I am not releasing any ancient buried secret here. Jews and Chinese food have a history.
Many of my Jewish cookbooks have Chinese recipes in them. I’ve always been entertained and amused by that.
In New York City, back in the day, it has been said you could tell how Jewish a neighborhood was by the number of available Chinese restaurants. They were often on every corner.
There are even old jokes that circulated about Jews, Chinese people and food…they always crack me up…
If, according to the Jewish calendar, the year is 5764, and, according to the Chinese calendar, the year is 5724, what did the Jews eat for forty years? Ha! I love that.
and another
Two Chinese men are walking out of Katz’s Delicatessen. One says to the other, “The problem with Jewish food is that two weeks later you’re hungry again.” Bwahahahahahahaha!
Anyway, in Brooklyn, there were even many kosher Chinese restaurants (I’m not sure if there are any left). For many Jewish families it was a Sunday ritual to patronize these often upscale Chinese eateries. In Los Angeles, on Fairfax, I know of a New York style Chinese restaurant named, Genghis Cohen, an obvious play on words.
There are many reasons the Jews love Chinese cuisine, most of them religious, some forbidden and the fact the Chinese did not combine dairy and meat in the same dish was also a draw for Jewish people following strict dietary laws.
Overall, it works for them.
Personally, I love Chinese food, especially this Chinese-American Chow Mein.

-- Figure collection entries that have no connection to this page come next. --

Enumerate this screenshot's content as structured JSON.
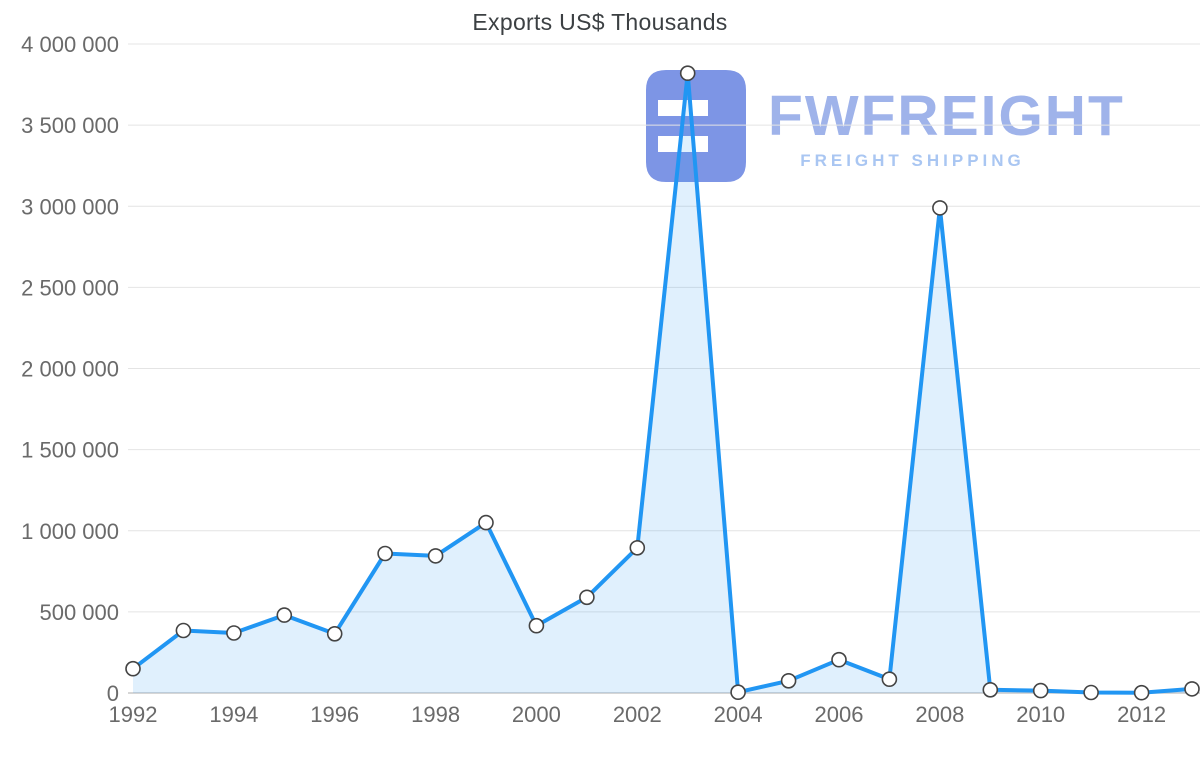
{
  "chart_data": {
    "type": "area",
    "title": "Exports US$ Thousands",
    "xlabel": "",
    "ylabel": "",
    "categories": [
      1992,
      1993,
      1994,
      1995,
      1996,
      1997,
      1998,
      1999,
      2000,
      2001,
      2002,
      2003,
      2004,
      2005,
      2006,
      2007,
      2008,
      2009,
      2010,
      2011,
      2012,
      2013
    ],
    "values": [
      150000,
      385000,
      370000,
      480000,
      365000,
      860000,
      845000,
      1050000,
      415000,
      590000,
      895000,
      3820000,
      5000,
      75000,
      205000,
      85000,
      2990000,
      20000,
      15000,
      3000,
      2000,
      25000
    ],
    "ylim": [
      0,
      4000000
    ],
    "y_tick_values": [
      0,
      500000,
      1000000,
      1500000,
      2000000,
      2500000,
      3000000,
      3500000,
      4000000
    ],
    "y_tick_labels": [
      "0",
      "500 000",
      "1 000 000",
      "1 500 000",
      "2 000 000",
      "2 500 000",
      "3 000 000",
      "3 500 000",
      "4 000 000"
    ],
    "x_ticks": [
      1992,
      1994,
      1996,
      1998,
      2000,
      2002,
      2004,
      2006,
      2008,
      2010,
      2012
    ],
    "grid": true,
    "legend": "none",
    "colors": {
      "line": "#2196f3",
      "fill": "rgba(33,150,243,0.14)",
      "marker_fill": "#ffffff",
      "marker_stroke": "#444444",
      "grid": "#e4e4e4",
      "axis": "#c9c9c9"
    }
  },
  "watermark": {
    "brand": "FWFREIGHT",
    "tagline": "FREIGHT SHIPPING",
    "logo_color": "#7d95e5",
    "brand_color": "#9fb3ea",
    "tagline_color": "#a9c6f2"
  }
}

Whether you are Jewish or not, you will love this dish.
Let’s make it together…
Here’s what you will need: Onions, celery, mushrooms, chicken stock, dry sherry, soy sauce, cornstarch, bean sprouts, water chestnuts, cooked chicken and fried chow mein noodles. Ingredients not shown: Peanut oil and garlic.
In a small pouring vessel, combine 2 Tablespoons soy sauce, 2 Tablespoons dry sherry, 1/4 cup chicken stock and 4 teaspoons cornstarch. Set aside.
In a large wok or skillet over medium-high heat, heat 2 Tablespoons peanut oil until the oil is very hot but not smoking. Add onions and celery and stir fry for about 5 minutes.
Add 2 cloves crushed garlic and 1-1/2 cups sliced white mushrooms; stir-fry for one minute. Add 1 cup of remaining chicken stock, cover the pot and simmer for four minutes, until vegetables are tender.
Uncover the pot and stir in 1 cup fresh bean sprouts and 1/2 cup sliced water chestnuts.
Add cornstarch mixture to the pot and stir it until the liquid in the pot has thickened. Taste for seasoning. You may want to add salt or more soy sauce.
Serve immediately on a bed of fried Chinese chow mein noodles. Top with 2 cups of sliced, cooked chicken you have prepared any way you choose.
It’s soooooooooooo yummy! You must try it.
Even my kids love this and they can be VERY picky. It must be the crunchy noodles.
Chinese-American Chow Mein
Adapted from Jewish Home Cooking
2 Tablespoons peanut, canola or corn oil
2 medium-large onions, peeled, cut in half through the root end, and thinly sliced (about 3 cups)
5 ribs celery, thinly cut on a sharp diagonal (about 2 cups)
2 large cloves garlic, crushed
1-1/2 cups sliced white mushrooms
1-1/4 cups chicken stock (or broth), divided
2 Tablespoons dry sherry, dry madeira or in a pinch dry red wine
2 Tablespoons soy sauce
4 teaspoons cornstarch
1 cup fresh bean sprouts
1/2 cup sliced water chestnuts
2 cups white meat chicken, cooked any way you choose, sliced into strips
Fried Chinese chow mein noodles
In a small pouring vessel, combine soy sauce, dry sherry, 1/4 cup chicken stock and cornstarch. Set aside.
In a large wok or skillet over medium-high heat, heat oil until the oil is very hot but not smoking. Add onions and celery and stir fry for about 5 minutes.
Add garlic and mushrooms; stir-fry for one minute. Add 1 cup of remaining chicken stock, cover the pot and simmer for four minutes, until vegetables are tender. Uncover the pot and stir in bean sprouts and water chestnuts. Add cornstarch mixture to the pot and stir it until the liquid in the pot has thickened. Taste for seasoning. You may want to add salt or more soy sauce.
Serve immediately on a bed of fried Chinese chow mein noodles. Top with chicken you have prepared any way you choose.